Por eso, el cultivo de la amistad es algo esencial para los mexicanos. ¡Qué vamos a andar pensando nosotros en guerras, hostilidades ni conflictos! ¡A nosotros dennos un abrazo o un buen apretón de manos, y ya estamos listos! Vamos a donde sea. La mejor manera de pasar nuestro tiempo libre, es pasarlo al lado de un amigo, y si es más de uno, pues, mejor. Esto es algo que, no han aprendido nuestros vecinos y ¡ni para cuándo!

Se han pasado el tiempo buscando un peso, y después de que hicieron todos los que en el mundo había, les entró la locura de eso que ellos llaman amor y sólo es sexo. Acuñaron aquella frase que recorrió el mundo: “¡Haced el amor y no la guerra!”, y se dedicaron a practicar sin riendas: El abuso seguramente acabó por aburrirlos si no asquearlos, y volvieron a la guerra, de la que no se cansan, por lo bien que con ellas les ha ido.

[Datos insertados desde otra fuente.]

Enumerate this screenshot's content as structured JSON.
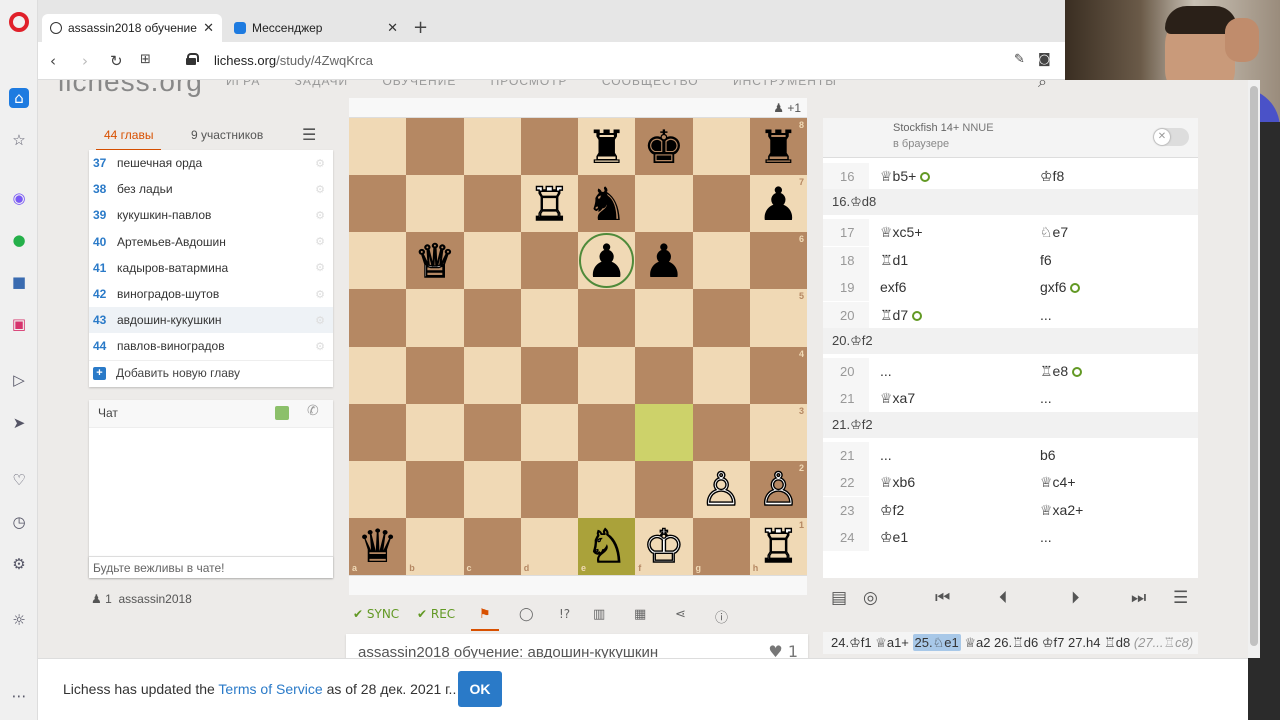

Lo que pasa es que las cosas se complican al paso del tiempo, y las guerras que antes podían comprar como en oferta, dos al precio de una, hoy subieron de valor, y un congresista echó números y quedó asustado, pues descubrió que el precio de cada uno de los primeros días de la guerra por venir le costaría a su país tanto como el dinero que se gastaría si diera de comer al mundo durante tres días. O algo así. Y está bien que sea el país más rico que el mundo haya visto, pero, la cuestión es que su consumismo se ha detenido, no obstante las sugerencias que a través de la televisión Bush ha hecho a los suyos de que sigan comprando como si las torres no hubiesen caído. Y ya desde antes de aquella tragedia el ahorro familiar venía bajando, en tanto que subía el endeudamiento de las familias norteamericanas.

Sin embargo, Bush lo ve de manera diferente y está convencido de que una guerra es la que necesita su país para salir de problemas, poniendo oídos de mercader a lo que el congresista ha descubierto y sigue diciendo ¡Guerra!, a todos, los que tratan de convencerlo de lo contrario. Claro que, todo es posible, y a lo mejor se sale con la suya; hace su guerra y gana con ella lo que persigue. Pero, también existe la posibilidad de que el dinero no le alcance, según teme el congresista, lo que le pondría frente a la realidad de algo de lo que ellos siempre se han enorgullecido: tener intereses, no amigos; sólo que una cosa es el cinismo de la frase en sí y otra muy diferente comprobarse sin amigos por primera vez, más solo que el uno, porque esto cuenta lo mismo para los individuos que para las naciones.